Stephanie shared an example of how “changed” her mom is now, “Since my mom has been sober, she has been hungry to serve the Lord. She always wants to reach out to the homeless because she was homeless for seven years. She tells them, ‘I have walked in your shoes, I know what this is like.’ I have been with her in different places where she has walked up to someone on the street and witnessed to them and led them to Christ.” Stephanie smiled as she recalled when she, her mother and her Aunt Renee were in Galveston for a family vacation and they walked into Whataburger where they noticed an obviously “high” young man sitting at the corner table bobbing his head. She shook her head at the memory, “My mom didn’t even hesitate. She walked up to him, introduced herself and asked, ‘Hey, are you hungry?’ He gave her this look and she said, ‘I am going to get you something to eat. What do you want?’” Stephanie went on to share that her mom returned to the corner table with his meal, and like a mother with a small child, held his hands and prayed. After he finished eating, Stephanie’s mom asked him if he wanted Jesus in his life. “He said, ‘Yes,’ so my mom led him to Christ and then he just walked out. I remember Aunt Renee asking her, ‘How do you know that he is changed?’ My mom shrugged and then answered, ‘Well, I don’t but God does. He may go use drugs a few more times but it won’t be the same. It will be different. It’s what happened to me.’”
Stephanie leaned forward, her blue eyes bright with hope, and stated confidently, “Reflecting on that story and recalling all the years of pain and years that I felt neglected, abandoned and unloved because I believed that my mom didn’t love me. To now see so many people put their faith in Christ because my mom has been changed by a loving heavenly Father, I would go and do it all over again.” Her voice broke with emotion as she said, “I know that God used what was meant for evil for his GOOD.”

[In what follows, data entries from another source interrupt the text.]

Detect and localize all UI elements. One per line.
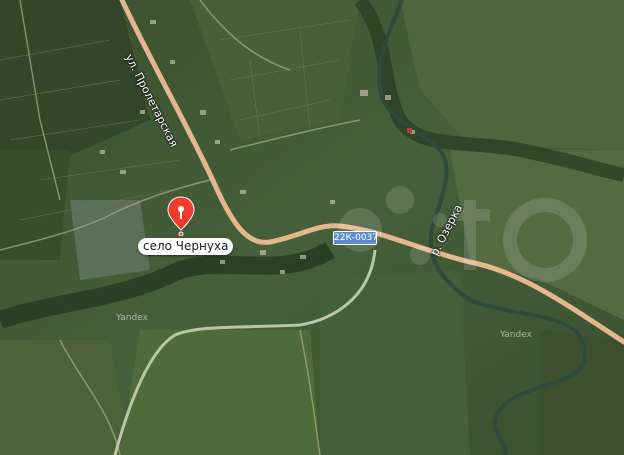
field-south	[120, 330, 320, 455]
field-southwest	[0, 340, 130, 455]
route-number-badge: 22К-0037	[333, 231, 378, 245]
red-roof	[407, 128, 412, 133]
yandex-watermark: Yandex	[116, 313, 148, 323]
woodland-west	[0, 150, 70, 260]
cemetery-patch	[70, 200, 150, 280]
avito-watermark	[338, 186, 587, 282]
satellite-map[interactable]: ул. Пролетарская р. Озерка 22К-0037 село…	[0, 0, 624, 455]
field-south-center	[320, 270, 470, 455]
field-southeast	[540, 330, 624, 455]
yandex-watermark: Yandex	[500, 330, 532, 340]
map-pin-icon[interactable]	[166, 196, 196, 237]
place-label[interactable]: село Чернуха	[138, 238, 234, 255]
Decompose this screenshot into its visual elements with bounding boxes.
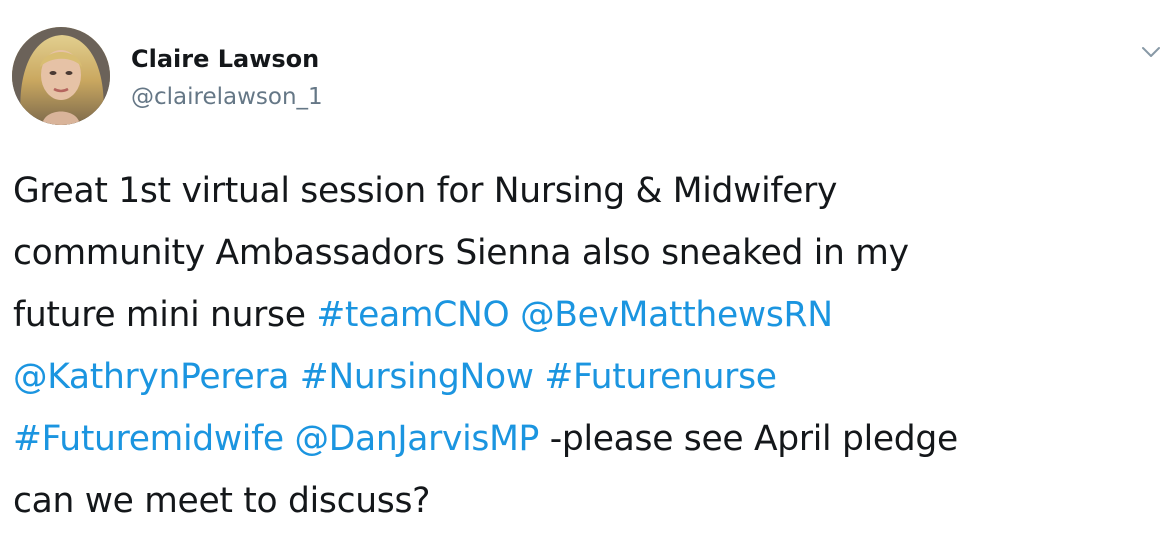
mention-link[interactable]: @DanJarvisMP [295, 419, 540, 459]
hashtag-link[interactable]: #Futuremidwife [13, 419, 284, 459]
tweet-text-segment [289, 357, 300, 397]
tweet-text-line: #Futuremidwife @DanJarvisMP -please see … [13, 408, 1163, 470]
author-handle[interactable]: @clairelawson_1 [131, 82, 323, 112]
tweet-text-line: can we meet to discuss? [13, 470, 1163, 532]
tweet-text-segment: Great 1st virtual session for Nursing & … [13, 171, 838, 211]
tweet-card: Claire Lawson @clairelawson_1 Great 1st … [0, 0, 1168, 539]
tweet-text-line: future mini nurse #teamCNO @BevMatthewsR… [13, 284, 1163, 346]
tweet-text-segment [509, 295, 520, 335]
tweet-text-line: community Ambassadors Sienna also sneake… [13, 222, 1163, 284]
hashtag-link[interactable]: #teamCNO [316, 295, 509, 335]
mention-link[interactable]: @BevMatthewsRN [520, 295, 833, 335]
mention-link[interactable]: @KathrynPerera [13, 357, 289, 397]
tweet-text-segment: -please see April pledge [539, 419, 959, 459]
tweet-text: Great 1st virtual session for Nursing & … [13, 160, 1163, 532]
avatar[interactable] [12, 27, 110, 125]
hashtag-link[interactable]: #Futurenurse [544, 357, 777, 397]
tweet-text-segment [534, 357, 545, 397]
tweet-text-line: Great 1st virtual session for Nursing & … [13, 160, 1163, 222]
avatar-photo [12, 27, 110, 125]
author-name[interactable]: Claire Lawson [131, 44, 319, 74]
tweet-text-line: @KathrynPerera #NursingNow #Futurenurse [13, 346, 1163, 408]
hashtag-link[interactable]: #NursingNow [300, 357, 534, 397]
tweet-text-segment: can we meet to discuss? [13, 481, 431, 521]
tweet-text-segment [284, 419, 295, 459]
tweet-text-segment: community Ambassadors Sienna also sneake… [13, 233, 909, 273]
chevron-down-icon[interactable] [1138, 42, 1164, 62]
tweet-text-segment: future mini nurse [13, 295, 317, 335]
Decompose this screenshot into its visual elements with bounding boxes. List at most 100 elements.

Her advice to someone who struggled to forgive after repeatedly being hurt over and over, is simple: “When I realized that my sins were no less or no greater than the sins of my mom, I found the strength through Jesus to forgive her. Forgiving her didn't justify the mistakes she had made, but forgiving her brought me peace. Forgiving her meant that I acknowledged to Christ that His death was for the sins of all. Forgiving her testified that I was grateful for the forgiveness God offered to me.”
Each week as Stephanie teaches other single moms in the Oasis iCONNECT class she embodies the example of God’s grace in being our Oasis, “the shelter” amidst the storms of life.